Preclinical findings show antitumour activity of triple KRAS inhibition in mouse models, but it will take years of rigorous research to assess its clinical efficacy in oncology patients
“One patient had reported to me the news that they had cured pancreatic cancer with three new drugs. Another one was asking specifically how he could get access to this treatment, even off-label since these drugs are already in the clinic. I had to explain that this combination has not yet been tested in humans for dose-finding and/or safety.” What happened to Dr Rachna T. Shroff, of the University of Arizona Cancer Center, Tucson, AZ, USA, and member of the ESMO Communication Committee, was shared by many other oncology professionals over the last few days, after a preclinical research study published in Proceeding of the National Academy of Sciences (PNAS) hit the news globally (Proc Natl Acad Sci U S A. 2025 Dec 9;122(49):e2523039122 ).
The team of the Experimental Oncology Group at the National Cancer Research Centre (CNIO) in Madrid, Spain, led by Prof. Mariano Barbacid, investigated the antitumour effect of targeting three nodes that control KRAS signalling pathways - Raf1, Egfr, and Stat3 – applying a triple-combination therapy of daraxonrasib, a novel RAS(ON) inhibitor, the EGFR-tyrosine kinase inhibitor (TKI) afatinib, and SD36, a selective proteolysis targeting chimera (PROTAC) degrader of STAT3 protein, in vitro and in genetically engineered mouse (GEM) models of pancreatic ductal adenocarcinoma (PDAC).
Tumour-bearing mice treated with the novel treatment underwent rapid apoptotic cell death that resulted in complete tumour regressions and remained tumour-free for over 200 days post-treatment, suggesting a potential therapeutic impact overcoming the onset of tumour resistance.
These are exciting news, since the results may represent a significant step toward understanding therapeutic vulnerabilities of pancreatic cancer. But they are not yet applicable to patient care. “Laboratory work cannot be directly translated into clinical reality without running rigorously controlled clinical trials,” cautions Dr Ben Westphalen, University Hospital LMU Munich, Germany, Chair of the ESMO Precision Oncology Task Force. “In pancreatic cancer, we have seen promising results in model systems in the past that, however, led to unfavourable results in patients, which were then recapitulated in the laboratory,” he says. He specifically recalls the case of the Hedgehog cellular signalling pathway, whose inhibition appeared to be a promising strategy to improve the delivery and efficacy of gemcitabine in mouse models of PDAC years ago (Science. 2009 Jun 12;324(5933):1457-61). However, subsequent research did not confirm those preclinical findings in phase I studies (J Clin Oncol. 2015 Dec 20;33(36):4284-92 ; Pancreas. 2016 Mar;45(3):370-5 ) and led to further in vitro and murine model investigations to assess the underlying causes of that failure (Cancer Cell. 2014 Jun 16;25(6):735-47 ; Cancer Cell. 2014 Jun 16;25(6):719-34 ).
Moreover, what needs to be proven is not only that the novel triple combination therapy is effective in people with PDAC, but also what potential side-effects it may carry in humans. “We already know that the combination of EGFR and KRAS targeting agents alone has overlapping toxicities, and the addition of the STAT3 PROTAC may introduce further adverse effects,” adds Shroff.

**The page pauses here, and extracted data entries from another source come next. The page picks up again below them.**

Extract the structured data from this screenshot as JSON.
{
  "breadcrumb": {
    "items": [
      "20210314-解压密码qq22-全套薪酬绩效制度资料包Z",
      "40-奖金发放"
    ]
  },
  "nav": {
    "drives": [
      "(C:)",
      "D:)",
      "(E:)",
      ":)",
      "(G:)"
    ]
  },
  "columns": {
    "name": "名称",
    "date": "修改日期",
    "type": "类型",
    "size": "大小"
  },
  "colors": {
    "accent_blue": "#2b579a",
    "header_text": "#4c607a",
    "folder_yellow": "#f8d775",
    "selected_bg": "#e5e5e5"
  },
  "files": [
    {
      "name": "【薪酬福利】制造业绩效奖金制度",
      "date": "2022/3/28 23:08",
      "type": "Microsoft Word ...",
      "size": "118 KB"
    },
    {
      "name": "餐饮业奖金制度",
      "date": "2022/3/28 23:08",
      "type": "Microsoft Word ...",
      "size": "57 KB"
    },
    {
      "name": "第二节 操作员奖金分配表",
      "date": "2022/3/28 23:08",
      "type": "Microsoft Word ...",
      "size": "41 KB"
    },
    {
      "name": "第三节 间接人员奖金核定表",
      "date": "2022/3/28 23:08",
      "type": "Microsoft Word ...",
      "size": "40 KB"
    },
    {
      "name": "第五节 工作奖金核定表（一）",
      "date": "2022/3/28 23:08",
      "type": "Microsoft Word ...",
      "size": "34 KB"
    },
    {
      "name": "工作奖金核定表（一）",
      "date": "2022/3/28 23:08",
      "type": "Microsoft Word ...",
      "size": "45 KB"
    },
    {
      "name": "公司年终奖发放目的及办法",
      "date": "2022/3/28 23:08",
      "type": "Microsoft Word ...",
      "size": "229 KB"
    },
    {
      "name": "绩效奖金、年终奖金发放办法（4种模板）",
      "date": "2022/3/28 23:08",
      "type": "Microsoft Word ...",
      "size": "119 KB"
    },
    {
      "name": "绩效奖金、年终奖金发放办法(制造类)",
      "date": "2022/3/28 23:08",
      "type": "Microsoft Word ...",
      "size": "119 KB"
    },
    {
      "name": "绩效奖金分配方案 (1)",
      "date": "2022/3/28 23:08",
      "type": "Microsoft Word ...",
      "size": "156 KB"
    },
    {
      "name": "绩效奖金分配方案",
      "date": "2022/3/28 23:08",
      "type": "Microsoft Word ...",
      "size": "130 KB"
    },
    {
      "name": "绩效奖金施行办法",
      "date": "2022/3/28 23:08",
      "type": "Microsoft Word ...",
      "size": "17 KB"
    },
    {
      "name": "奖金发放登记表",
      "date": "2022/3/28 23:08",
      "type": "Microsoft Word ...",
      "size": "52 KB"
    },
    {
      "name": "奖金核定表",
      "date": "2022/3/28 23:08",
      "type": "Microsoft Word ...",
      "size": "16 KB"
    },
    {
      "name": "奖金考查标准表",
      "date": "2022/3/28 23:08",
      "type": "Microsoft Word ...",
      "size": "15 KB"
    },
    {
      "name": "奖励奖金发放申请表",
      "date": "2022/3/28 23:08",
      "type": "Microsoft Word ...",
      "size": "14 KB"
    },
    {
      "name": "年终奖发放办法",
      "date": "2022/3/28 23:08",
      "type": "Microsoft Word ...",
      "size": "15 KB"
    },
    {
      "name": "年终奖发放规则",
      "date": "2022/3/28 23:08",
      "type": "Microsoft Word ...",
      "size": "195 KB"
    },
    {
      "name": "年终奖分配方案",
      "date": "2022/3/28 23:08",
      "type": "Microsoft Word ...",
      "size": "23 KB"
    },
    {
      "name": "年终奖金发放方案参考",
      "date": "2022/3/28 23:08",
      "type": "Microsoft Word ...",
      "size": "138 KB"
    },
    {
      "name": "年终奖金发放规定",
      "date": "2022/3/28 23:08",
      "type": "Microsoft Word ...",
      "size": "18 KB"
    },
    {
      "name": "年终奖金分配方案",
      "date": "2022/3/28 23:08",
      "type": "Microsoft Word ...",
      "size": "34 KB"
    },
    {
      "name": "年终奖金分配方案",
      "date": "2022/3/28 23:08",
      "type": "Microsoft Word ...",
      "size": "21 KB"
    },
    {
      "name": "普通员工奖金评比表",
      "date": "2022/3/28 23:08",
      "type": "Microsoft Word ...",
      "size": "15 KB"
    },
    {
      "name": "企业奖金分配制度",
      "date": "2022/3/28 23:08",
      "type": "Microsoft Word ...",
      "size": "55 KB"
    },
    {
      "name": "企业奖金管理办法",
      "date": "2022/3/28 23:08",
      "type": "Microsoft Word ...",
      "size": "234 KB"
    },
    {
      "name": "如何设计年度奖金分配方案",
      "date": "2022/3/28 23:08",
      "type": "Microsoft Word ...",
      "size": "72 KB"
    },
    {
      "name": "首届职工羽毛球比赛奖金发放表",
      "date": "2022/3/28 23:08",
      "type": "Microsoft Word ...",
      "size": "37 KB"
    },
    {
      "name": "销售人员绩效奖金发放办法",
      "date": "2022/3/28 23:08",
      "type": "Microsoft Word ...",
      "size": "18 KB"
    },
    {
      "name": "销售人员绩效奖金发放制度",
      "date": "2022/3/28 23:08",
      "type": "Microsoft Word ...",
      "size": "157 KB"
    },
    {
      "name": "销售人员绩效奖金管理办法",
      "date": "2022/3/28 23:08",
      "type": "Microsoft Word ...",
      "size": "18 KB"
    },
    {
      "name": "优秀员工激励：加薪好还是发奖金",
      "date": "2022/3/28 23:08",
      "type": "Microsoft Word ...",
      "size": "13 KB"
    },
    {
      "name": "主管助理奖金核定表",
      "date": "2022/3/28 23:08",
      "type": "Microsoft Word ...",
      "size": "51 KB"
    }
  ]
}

The excitement surrounding the Spanish study findings is partly driven by the dismal prognosis of PDAC, which has remained mostly unchanged over the last 20 years (Lancet. 2025 Apr 5;405(10485):1182-1202). Ever since KRAS recently became a ‘druggable’ oncogenic driver, the number of selective inhibitors has been growing steadily, offering new potential opportunities to patients, whose treatment relies today on gemcitabine, either alone or in combination with nab-paclitaxel, and 5-fluoracil (F) based regimens such as FOLFIRINOX and nalIRIFOX with limited benefits (Ann of Oncol, 2023;Vol 34, Issue 11, 987-1002). However, toxicity and primary or acquired resistance are major challenges to the clinical use of these targeted (Genes Dev. 2025 Jan 7;39(1-2):132-162).
“In this disease, with a critical unmet medical need, the hope for innovative and effective RAS-inhibitors is especially high,” highlights Westphalen. “Parallel to the clinical development of RAS-inhibitors, scientists have now taken up the task of understanding the effects of these agents and emerging mechanisms of resistance, and how to eventually overcome them.” It is against this backdrop that the findings observed in mice by the Spanish team should be assessed, and whether RAS inhibition will be a true breakthrough in this difficult-to-treat disease is uncertain. “This translational research will be critical to push the field forward as the results obtained in model systems will help to inform the clinical development of these novel drugs in patients with cancer and how they can be employed most effectively,” he concludes.